Time Magazine, mai 2024
Nous revenons toujours aux mêmes mécaniques humaines. Tant qu’une blessure ne nous atteint pas, on s’en tape. Et lorsqu’elle nous touche – parce que l’abjection finit toujours par nous atteindre – il est trop tard. Nous avons déjà basculé dans la nuit.
Nous avions pourtant été avertis. Et il est là.
Généralement, je me méfie des références aux « ismes » de l’Histoire. Ce sont des étiquettes qui court-circuitent ou interdisent la pensée. Depuis le 20 janvier pourtant, tous les signes d’une dérive fascisante se précise dans l’Amérique trumpienne. Les acteurs, les mots, la manière.
Je suis allé rechercher un texte d’Umberto Eco, « Reconnaître le fascisme »[1], essai tiré d’un discours que l’écrivain italien avait prononcé, en 1995, à l’Université de Columbia, pour célébrer les 50 ans de la libération de l’Europe (l’Histoire a de ces ironies…).
Contrairement au nazisme, qui suit une idéologie précise et structurée (commençons par un point Godwin), le fascisme observé par Umberto Eco est flou, imprécis, syncrétique. Il infuse le langage et s’impose comme une manifestation rhétorique. Umberto Eco décrit le régime fasciste italien comme une « désarticulation ordonnée » (!), où l’on retrouve des archétypes connus : les arrestations arbitraires, la suppression de la liberté de la presse, le démantèlement des syndicats et des oppositions, des lois et décrets promulgués par le pouvoir sans consultation du législatif, la défense de la race…
Toute ressemblance n’est pas fortuite. Car, comme le dit Umberto Ecco, on peut « jouer au fascisme de mille manières ». Le caméléon politique s’adapte aux circonstances et au temps. Et de passer en revue les traits multiformes qui caractériseront ce qu’il nomme l’Ur-fascisme, le « fascisme primitif et éternel ».

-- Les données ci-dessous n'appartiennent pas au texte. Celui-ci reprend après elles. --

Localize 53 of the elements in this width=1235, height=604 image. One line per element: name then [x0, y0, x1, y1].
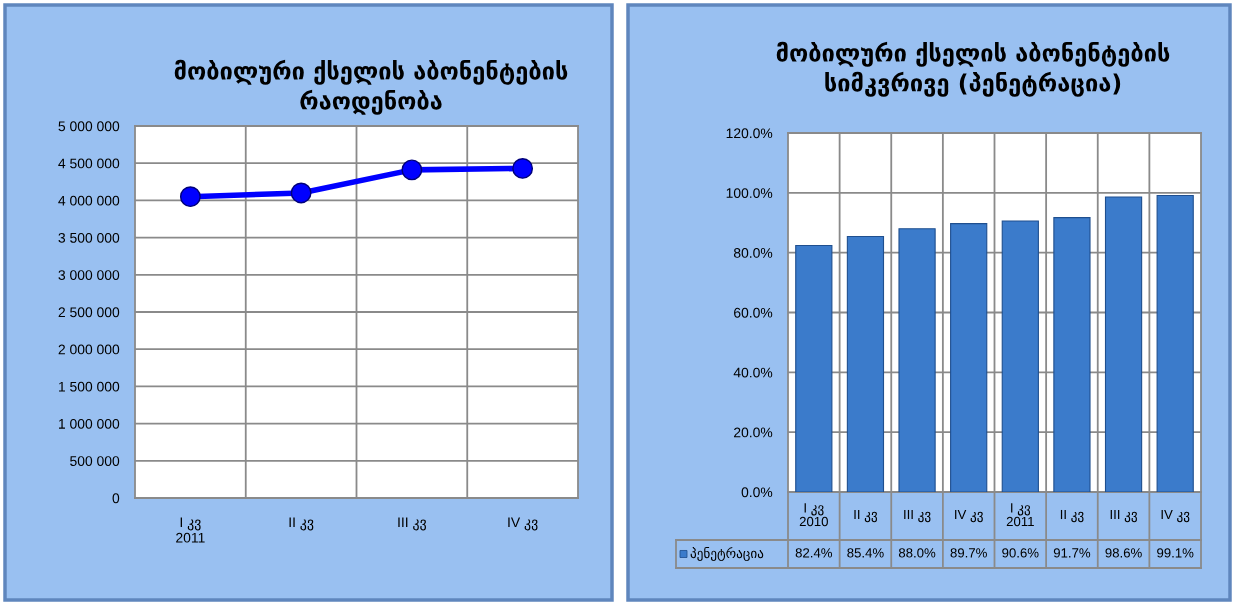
- y-tick-label: 100.0%: [726, 188, 773, 198]
- y-tick-label: 3 500 000: [58, 232, 120, 243]
- bar: [1104, 196, 1143, 492]
- x-tick-label: III კვ: [398, 517, 426, 531]
- data-label: 89.7%: [950, 548, 987, 558]
- x-tick-label: I კვ 2011: [1006, 503, 1034, 527]
- x-tick-label: IV კვ: [955, 509, 983, 523]
- y-tick-label: 2 500 000: [58, 307, 120, 318]
- x-tick-label: II კვ: [854, 509, 877, 523]
- y-tick-label: 80.0%: [733, 248, 773, 258]
- bar: [846, 235, 885, 492]
- x-tick-label: I კვ 2010: [799, 503, 828, 527]
- data-label: 85.4%: [847, 548, 884, 558]
- y-tick-label: 40.0%: [733, 367, 773, 378]
- y-tick-label: 1 500 000: [59, 381, 120, 392]
- point: [401, 159, 423, 181]
- bar: [1156, 194, 1194, 492]
- bar: [898, 228, 936, 492]
- y-tick-label: 500 000: [70, 456, 120, 466]
- x-tick-label: IV კვ: [1161, 509, 1190, 523]
- y-tick-label: 5 000 000: [58, 121, 120, 132]
- point: [179, 186, 201, 208]
- x-tick-label: II კვ: [289, 517, 314, 531]
- x-tick-label: I კვ 2011: [176, 517, 205, 543]
- bar: [795, 244, 833, 492]
- y-tick-label: 2 000 000: [58, 344, 120, 355]
- legend-label: პენეტრაცია: [690, 546, 764, 562]
- x-tick-label: IV კვ: [508, 517, 538, 531]
- point: [290, 182, 312, 204]
- bar: [1053, 217, 1091, 492]
- data-label: 98.6%: [1105, 548, 1142, 558]
- x-tick-label: III კვ: [1110, 509, 1137, 523]
- chart-title: მობილური ქსელის აბონენტების რაოდენობა: [174, 59, 568, 115]
- y-tick-label: 0.0%: [741, 487, 773, 498]
- chart-title: მობილური ქსელის აბონენტების სიმკვრივე (პენეტრაცია): [776, 41, 1170, 97]
- x-tick-label: II კვ: [1060, 509, 1084, 523]
- y-tick-label: 0: [112, 493, 120, 504]
- data-label: 91.7%: [1053, 548, 1091, 558]
- y-tick-label: 1 000 000: [59, 418, 120, 429]
- data-label: 90.6%: [1002, 548, 1039, 558]
- y-tick-label: 20.0%: [734, 427, 773, 438]
- data-label: 99.1%: [1157, 548, 1194, 558]
- y-tick-label: 60.0%: [734, 307, 773, 318]
- bar: [950, 223, 988, 492]
- data-label: 82.4%: [795, 548, 833, 558]
- y-tick-label: 4 000 000: [58, 195, 120, 206]
- y-tick-label: 120.0%: [726, 128, 773, 139]
- data-label: 88.0%: [898, 548, 936, 558]
- y-tick-label: 3 000 000: [58, 270, 120, 280]
- bar: [1001, 220, 1039, 492]
- point: [512, 157, 534, 179]
- y-tick-label: 4 500 000: [58, 158, 120, 169]
- x-tick-label: III კვ: [904, 509, 931, 523]
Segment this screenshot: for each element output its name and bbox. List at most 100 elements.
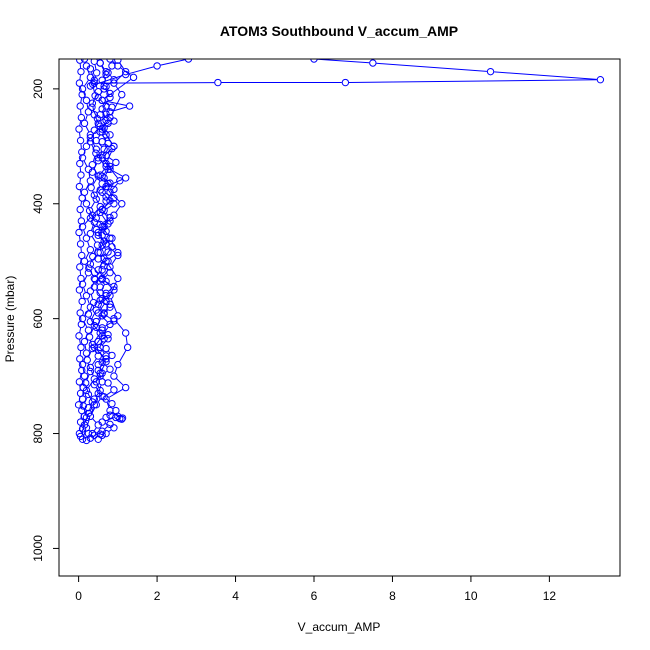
- data-point: [108, 144, 116, 153]
- series-segment: [101, 215, 107, 222]
- series-segment: [102, 301, 108, 306]
- series-segment: [103, 186, 107, 190]
- series-segment: [160, 59, 186, 66]
- data-point: [106, 234, 114, 242]
- series-segment: [104, 194, 108, 199]
- series-segment: [103, 146, 107, 152]
- series-segment: [90, 401, 93, 405]
- series-segment: [99, 272, 105, 279]
- series-segment: [115, 321, 124, 331]
- data-point: [100, 206, 108, 215]
- series-segment: [92, 418, 97, 423]
- data-point: [94, 154, 102, 162]
- series-segment: [92, 209, 99, 216]
- series-segment: [91, 72, 94, 78]
- data-point: [102, 358, 110, 366]
- series-segment: [79, 86, 82, 92]
- data-point: [83, 356, 91, 364]
- series-segment: [85, 115, 88, 121]
- series-segment: [109, 75, 112, 78]
- x-tick-label: 6: [311, 589, 318, 603]
- series-segment: [101, 246, 105, 250]
- series-segment: [92, 190, 96, 197]
- data-point: [100, 85, 108, 93]
- data-point: [106, 197, 114, 205]
- series-segment: [119, 350, 127, 362]
- data-point: [76, 309, 84, 317]
- data-point: [80, 119, 89, 128]
- series-segment: [79, 362, 82, 367]
- series-segment: [102, 117, 106, 122]
- series-segment: [101, 169, 105, 173]
- data-point: [84, 108, 93, 116]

· Le culte de la tradition : La vérité étant supposée immuable, toute avancée du savoir est perçue comme inutile, voire dangereuse.
· Le rejet du modernisme : Le progrès est assimilé à une forme de décadence qui menace l’ordre établi.
· L’exaltation de l’action pour l’action : La réflexion est considérée comme un signe de faiblesse, tandis que la culture est suspecte car porteuse d’esprit critique.
· La négation de l’analyse et de la critique : Toute remise en question est perçue comme une trahison.
· Un racisme inhérent : Exploitation de la peur de l’altérité et de la différence pour renforcer l’unité du groupe dominant.
· La manipulation des classes moyennes frustrées : Fragilisées par la crise économique, elles sont encouragées à désigner des boucs émissaires, souvent issus des groupes sociaux inférieurs.
· Un nationalisme exacerbé : L’idée d’une nation assiégée, menacée par des ennemis extérieurs et intérieurs, nourrit des discours xénophobes obsédés par le complot et les invasions barbares.
· Une vision de la vie comme un conflit permanent : Le monde est perçu comme une lutte incessante contre une multitude d’ennemis, avec la promesse d’un âge d’or futur après la victoire.
· Un élitisme populiste : Le peuple est glorifié comme le meilleur au monde, mais jugé trop faible pour se diriger lui-même ; il lui faut un leader et une hiérarchie.
· Le culte du héros : Chaque individu est éduqué à admirer et à aspirer à l’héroïsme.
· Les métaphores genrées : Elles s’expriment par un machisme qui méprise les femmes et l’homosexualité.
· La suppression des droits individuels : L’individu est nié au profit d’un peuple envisagé comme une entité homogène, une « ruche » animée d’une volonté commune, justifiant ainsi l’abolition des institutions démocratiques comme le parlement.
· L’imposition d’une novlangue : L’appauvrissement du langage vise à limiter la réflexion et l’expression de la critique.
En 1995, le discours d’Umberto Eco était une mise en garde : « L’Ur-fascisme, écrivait-il, est susceptible de revenir sous les apparences les plus innocentes. Notre devoir est de le démasquer, de montrer du doigt chacune de ses nouvelles formes – chaque jour dans chaque partie du monde ».
Prenez chaque élément du puzzle et composez-les avec le réel, le monde tel qu’il se dessine aujourd’hui à Washington. Le résultat est glaçant.